Ни над одним из прежних своих рассказов не работал Александр Васильевич так тяжело и упорно, как над этой повестью. В ней с самого начала присутствовала некая собственная жизнь, овладевать которой удавалось с трудом, поскольку благодаря ей повесть все время вырастала из пределов любого оформившегося замысла; постоянно, как бы сами собой, возникали новые линии, которые нужно было вплетать в общую ткань и прослеживать до конца. Даже то обстоятельство, что шансы опубликовать ее были тогда крайне невелики, если не вовсе равны нулю, – так что предстояло ей, скорее всего, зыбкое существование в нескольких рукописях, расходящихся по знакомым, – не расхолаживало его, а, напротив, заставляло относиться к себе еще строже. Тем мучительнее было сознавать в конце концов, что центральный образ он так и не сумел заставить дышать, что остался его крестьянин фигурой надуманной и ходульной, словно бы для того только и предназначенной, чтобы возникающие вокруг него по ходу рассказа персонажи могли в нужном месте произнести нужные слова, ужаснуться или рассмеяться. И что бы ни пытался он изменить здесь, то выдумывая для героя особенности говора, то сочиняя ему прошлую судьбу, которая могла бы раскрываться постепенно, параллельно основному действию, как бы осуществляющему ее заново, – повесть так и не сошлась на нем, не получила скрепившего бы ее ядра, без которого даже самые удачные фрагменты сами по себе немногого стоили. Тогда он стал откладывать ее – каждый раз на все более долгий срок, – якобы надеясь, что свежим взглядом легче будет обнаружить брешь, которую только и нужно заполнить, чтобы вещь сразу обрела стройность и совпала с неким угадываемым прообразом. А в результате дождался дня, когда вдруг, с легким уже сердцем (хотя и жалел труда) смог признать бесполезность дальнейших усилий. Странным образом это решение вызвало у него даже некоторый духовный подъем. Казалось, с ним заканчивается период неудач и какие-то новые горизонты открываются впереди.
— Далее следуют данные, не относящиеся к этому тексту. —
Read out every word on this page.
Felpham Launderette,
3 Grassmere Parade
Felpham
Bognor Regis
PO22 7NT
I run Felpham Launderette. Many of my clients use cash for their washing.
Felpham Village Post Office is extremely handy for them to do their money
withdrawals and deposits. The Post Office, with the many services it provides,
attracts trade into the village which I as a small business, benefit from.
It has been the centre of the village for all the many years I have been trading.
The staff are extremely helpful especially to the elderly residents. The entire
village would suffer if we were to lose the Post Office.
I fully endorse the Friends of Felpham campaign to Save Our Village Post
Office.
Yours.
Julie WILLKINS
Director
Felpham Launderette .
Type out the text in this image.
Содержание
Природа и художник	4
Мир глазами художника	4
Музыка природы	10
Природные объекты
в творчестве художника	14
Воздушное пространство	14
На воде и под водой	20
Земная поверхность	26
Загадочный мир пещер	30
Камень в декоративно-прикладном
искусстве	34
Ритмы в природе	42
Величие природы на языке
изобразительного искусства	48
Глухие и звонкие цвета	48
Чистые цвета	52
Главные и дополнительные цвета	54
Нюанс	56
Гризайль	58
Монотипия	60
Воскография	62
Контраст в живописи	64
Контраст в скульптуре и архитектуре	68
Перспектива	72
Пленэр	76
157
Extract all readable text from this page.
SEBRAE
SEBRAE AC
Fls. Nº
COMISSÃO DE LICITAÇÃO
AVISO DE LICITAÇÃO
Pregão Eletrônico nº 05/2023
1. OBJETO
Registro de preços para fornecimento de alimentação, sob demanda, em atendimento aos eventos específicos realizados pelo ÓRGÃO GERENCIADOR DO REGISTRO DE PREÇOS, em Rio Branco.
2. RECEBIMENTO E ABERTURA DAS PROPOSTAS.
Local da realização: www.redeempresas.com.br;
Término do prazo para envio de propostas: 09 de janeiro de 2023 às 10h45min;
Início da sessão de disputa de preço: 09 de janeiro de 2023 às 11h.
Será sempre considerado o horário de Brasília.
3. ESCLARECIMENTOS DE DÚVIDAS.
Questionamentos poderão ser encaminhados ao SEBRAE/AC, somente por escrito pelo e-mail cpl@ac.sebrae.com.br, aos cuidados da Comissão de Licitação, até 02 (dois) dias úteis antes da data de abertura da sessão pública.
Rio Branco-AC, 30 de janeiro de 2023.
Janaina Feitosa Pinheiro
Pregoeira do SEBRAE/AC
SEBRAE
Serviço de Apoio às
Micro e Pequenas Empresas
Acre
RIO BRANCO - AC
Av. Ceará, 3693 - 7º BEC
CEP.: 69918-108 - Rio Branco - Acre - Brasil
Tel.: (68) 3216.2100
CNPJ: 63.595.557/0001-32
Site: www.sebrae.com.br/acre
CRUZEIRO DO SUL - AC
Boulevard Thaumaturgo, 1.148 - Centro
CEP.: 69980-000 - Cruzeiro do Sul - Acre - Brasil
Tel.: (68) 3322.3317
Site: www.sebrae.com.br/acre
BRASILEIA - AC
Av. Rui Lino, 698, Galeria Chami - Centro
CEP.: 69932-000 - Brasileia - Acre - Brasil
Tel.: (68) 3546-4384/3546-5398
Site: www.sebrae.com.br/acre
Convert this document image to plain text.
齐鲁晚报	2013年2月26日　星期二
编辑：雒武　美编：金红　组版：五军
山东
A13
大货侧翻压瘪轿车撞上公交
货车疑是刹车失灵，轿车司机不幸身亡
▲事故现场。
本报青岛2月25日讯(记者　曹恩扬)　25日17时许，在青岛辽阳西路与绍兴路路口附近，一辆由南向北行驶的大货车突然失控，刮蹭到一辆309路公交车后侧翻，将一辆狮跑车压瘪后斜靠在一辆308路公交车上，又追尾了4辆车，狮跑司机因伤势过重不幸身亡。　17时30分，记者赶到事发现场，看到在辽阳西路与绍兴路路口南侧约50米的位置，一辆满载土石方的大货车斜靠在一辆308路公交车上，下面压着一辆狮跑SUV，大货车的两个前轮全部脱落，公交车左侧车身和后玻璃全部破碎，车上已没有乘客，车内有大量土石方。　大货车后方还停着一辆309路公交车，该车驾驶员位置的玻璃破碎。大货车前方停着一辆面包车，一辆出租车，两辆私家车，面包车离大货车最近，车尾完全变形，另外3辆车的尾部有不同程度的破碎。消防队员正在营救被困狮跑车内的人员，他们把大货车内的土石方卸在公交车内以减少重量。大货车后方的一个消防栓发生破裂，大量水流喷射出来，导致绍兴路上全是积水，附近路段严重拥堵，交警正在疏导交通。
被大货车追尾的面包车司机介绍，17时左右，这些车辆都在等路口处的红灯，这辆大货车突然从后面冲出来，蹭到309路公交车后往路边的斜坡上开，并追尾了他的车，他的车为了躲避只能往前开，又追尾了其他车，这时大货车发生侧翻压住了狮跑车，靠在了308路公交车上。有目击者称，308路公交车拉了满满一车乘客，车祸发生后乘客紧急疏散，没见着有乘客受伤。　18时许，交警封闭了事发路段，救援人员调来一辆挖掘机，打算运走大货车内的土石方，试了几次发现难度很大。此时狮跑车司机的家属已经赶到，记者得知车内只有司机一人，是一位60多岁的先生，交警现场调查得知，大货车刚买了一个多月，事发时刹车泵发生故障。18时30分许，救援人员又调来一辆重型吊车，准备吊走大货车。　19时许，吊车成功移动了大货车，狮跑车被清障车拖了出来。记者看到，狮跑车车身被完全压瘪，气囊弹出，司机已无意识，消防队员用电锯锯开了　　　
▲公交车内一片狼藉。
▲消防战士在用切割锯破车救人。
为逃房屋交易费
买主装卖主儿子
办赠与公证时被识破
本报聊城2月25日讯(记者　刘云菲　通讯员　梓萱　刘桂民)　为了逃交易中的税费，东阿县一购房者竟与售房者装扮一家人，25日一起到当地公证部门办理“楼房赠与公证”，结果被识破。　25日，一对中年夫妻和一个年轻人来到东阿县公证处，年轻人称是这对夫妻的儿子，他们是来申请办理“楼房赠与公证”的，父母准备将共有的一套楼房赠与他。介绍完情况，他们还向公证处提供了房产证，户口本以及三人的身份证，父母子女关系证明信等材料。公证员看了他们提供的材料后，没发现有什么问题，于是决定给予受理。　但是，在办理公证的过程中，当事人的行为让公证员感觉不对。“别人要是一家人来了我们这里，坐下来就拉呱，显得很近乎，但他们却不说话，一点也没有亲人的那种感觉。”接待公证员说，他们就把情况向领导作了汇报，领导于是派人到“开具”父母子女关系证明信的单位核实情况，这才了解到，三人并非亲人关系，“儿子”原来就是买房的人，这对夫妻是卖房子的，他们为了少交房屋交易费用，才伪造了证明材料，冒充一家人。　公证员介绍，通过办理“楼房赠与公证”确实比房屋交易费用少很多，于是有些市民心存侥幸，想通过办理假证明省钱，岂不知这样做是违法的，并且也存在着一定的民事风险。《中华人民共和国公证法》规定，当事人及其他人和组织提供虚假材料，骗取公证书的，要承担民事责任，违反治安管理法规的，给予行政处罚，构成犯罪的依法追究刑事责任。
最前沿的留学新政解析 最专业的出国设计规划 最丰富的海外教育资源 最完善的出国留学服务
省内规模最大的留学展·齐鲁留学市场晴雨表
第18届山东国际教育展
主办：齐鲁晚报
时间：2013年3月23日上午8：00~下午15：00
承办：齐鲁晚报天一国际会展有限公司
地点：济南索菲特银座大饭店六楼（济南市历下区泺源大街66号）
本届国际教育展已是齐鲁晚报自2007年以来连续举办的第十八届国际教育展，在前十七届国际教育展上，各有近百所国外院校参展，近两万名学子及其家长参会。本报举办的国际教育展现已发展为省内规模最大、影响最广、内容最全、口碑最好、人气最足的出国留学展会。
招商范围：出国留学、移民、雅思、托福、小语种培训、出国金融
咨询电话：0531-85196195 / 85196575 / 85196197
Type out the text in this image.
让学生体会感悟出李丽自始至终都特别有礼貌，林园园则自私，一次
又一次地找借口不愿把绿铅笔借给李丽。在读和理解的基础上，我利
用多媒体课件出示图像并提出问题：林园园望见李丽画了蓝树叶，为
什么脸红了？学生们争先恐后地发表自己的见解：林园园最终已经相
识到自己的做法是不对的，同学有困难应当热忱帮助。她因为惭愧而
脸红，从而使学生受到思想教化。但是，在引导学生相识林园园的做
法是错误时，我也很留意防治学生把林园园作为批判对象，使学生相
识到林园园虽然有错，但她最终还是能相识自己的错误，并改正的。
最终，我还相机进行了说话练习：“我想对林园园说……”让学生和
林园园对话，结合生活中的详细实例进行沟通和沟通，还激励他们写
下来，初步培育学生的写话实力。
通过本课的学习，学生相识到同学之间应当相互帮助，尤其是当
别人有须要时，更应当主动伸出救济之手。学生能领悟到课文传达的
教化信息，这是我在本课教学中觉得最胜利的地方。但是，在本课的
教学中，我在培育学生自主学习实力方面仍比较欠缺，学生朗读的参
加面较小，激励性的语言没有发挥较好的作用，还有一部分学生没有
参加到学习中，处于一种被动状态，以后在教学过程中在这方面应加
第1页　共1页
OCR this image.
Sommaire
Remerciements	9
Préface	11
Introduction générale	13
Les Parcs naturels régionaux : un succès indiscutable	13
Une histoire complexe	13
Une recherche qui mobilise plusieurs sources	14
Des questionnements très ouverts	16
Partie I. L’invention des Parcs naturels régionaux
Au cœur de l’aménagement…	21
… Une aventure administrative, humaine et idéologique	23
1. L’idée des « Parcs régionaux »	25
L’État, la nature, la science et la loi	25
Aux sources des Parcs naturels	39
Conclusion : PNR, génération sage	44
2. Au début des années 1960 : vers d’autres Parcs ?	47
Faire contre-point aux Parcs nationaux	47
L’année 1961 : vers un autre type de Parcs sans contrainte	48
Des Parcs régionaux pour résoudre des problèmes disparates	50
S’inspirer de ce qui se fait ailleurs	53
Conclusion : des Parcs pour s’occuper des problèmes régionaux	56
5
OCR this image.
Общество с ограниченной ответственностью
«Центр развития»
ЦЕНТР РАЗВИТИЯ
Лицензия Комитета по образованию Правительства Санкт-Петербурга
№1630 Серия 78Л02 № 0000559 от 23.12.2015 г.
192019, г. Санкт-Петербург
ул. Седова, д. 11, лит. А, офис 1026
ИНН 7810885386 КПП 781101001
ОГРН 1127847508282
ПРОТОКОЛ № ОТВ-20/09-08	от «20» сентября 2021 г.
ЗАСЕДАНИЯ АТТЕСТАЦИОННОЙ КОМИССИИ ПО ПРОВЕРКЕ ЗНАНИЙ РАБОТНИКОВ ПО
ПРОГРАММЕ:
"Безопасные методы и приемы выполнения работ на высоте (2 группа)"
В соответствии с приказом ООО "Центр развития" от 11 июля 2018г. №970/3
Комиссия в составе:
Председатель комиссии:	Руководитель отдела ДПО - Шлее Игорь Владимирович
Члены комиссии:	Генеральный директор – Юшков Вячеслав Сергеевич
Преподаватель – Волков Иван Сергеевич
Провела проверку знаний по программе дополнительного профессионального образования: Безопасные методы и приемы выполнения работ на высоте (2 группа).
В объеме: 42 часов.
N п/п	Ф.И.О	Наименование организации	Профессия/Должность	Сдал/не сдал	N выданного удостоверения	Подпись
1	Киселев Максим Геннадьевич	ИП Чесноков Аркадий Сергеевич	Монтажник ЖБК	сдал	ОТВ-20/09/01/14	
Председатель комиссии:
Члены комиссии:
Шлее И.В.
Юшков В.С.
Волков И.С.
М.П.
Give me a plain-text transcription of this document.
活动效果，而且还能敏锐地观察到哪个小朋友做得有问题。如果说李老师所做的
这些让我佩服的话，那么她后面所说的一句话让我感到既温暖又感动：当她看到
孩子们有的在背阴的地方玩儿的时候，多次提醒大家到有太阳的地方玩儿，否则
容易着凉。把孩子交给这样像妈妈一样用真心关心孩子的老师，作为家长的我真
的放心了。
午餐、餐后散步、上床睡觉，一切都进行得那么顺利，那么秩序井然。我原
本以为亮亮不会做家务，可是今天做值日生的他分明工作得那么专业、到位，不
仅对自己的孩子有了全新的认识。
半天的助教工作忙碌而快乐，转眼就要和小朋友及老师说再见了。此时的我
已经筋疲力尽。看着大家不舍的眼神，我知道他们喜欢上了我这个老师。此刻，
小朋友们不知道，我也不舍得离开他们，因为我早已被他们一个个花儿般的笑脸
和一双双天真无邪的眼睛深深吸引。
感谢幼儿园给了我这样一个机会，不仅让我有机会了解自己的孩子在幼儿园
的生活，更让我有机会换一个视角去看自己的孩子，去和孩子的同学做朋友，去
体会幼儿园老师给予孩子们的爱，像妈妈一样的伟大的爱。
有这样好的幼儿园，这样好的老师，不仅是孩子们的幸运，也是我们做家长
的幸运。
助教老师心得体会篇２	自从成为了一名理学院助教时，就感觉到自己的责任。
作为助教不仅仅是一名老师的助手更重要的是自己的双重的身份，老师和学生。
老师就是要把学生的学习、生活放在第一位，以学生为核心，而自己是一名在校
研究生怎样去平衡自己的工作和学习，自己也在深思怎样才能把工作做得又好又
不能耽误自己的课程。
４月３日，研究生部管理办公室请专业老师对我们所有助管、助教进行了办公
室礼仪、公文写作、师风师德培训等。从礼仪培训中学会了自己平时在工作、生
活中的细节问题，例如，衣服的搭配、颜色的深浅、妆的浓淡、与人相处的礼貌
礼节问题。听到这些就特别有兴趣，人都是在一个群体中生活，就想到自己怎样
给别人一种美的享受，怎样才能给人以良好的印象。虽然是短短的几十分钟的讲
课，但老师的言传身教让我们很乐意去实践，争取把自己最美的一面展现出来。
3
В рукописи, прочитанной им теперь, сущность откровения обходилась стороной также деликатно. Зато возникала его предыстория. Протагонист (имя здесь, конечно, было не тем, какое выбрал когда-то Александр Васильевич, но почему-то он ловил себя на мысли, что, окажись они одинаковыми, следовало бы принять это как должное, а не удивляться очередному случайному совпадению) получал известие о несчастье со своей дочерью, выданной замуж в соседнюю деревню. Описывалось – на вкус Александра Васильевича, несколько излишне подробно, – как зимней ночью, исполненный тревоги и воспоминаний о днях, когда они с дочерью еще жили вместе, он идет через лес, попадает в пургу и едва не замерзает насмерть. Его подбирают проезжие и довозят до места – но дочь к этому времени уже умерла. Оставшись совершенно один на свете, он ищет утешения в мыслях о том, что ничего, кроме вечного блаженства, ей наверняка уготовано быть не может, а она уж, оттуда, конечно, постарается его отмолить; так что, если и он проведет остаток дней в покаянии и молитве, а то и странником пойдет – встречи им, должно быть, дожидаться недолго. Но вдруг узнает, что погибла она вовсе не от несчастного случая, а, уличив мужа в неверности, наложила на себя руки. Тоска возвращается к нему уже неизбывной, не имеющей разрешения ни на земле, ни за гробом. И именно мера этого отчаяния, перекидывающегося даже за черту смерти, предуготавливает его для встречи с Богом.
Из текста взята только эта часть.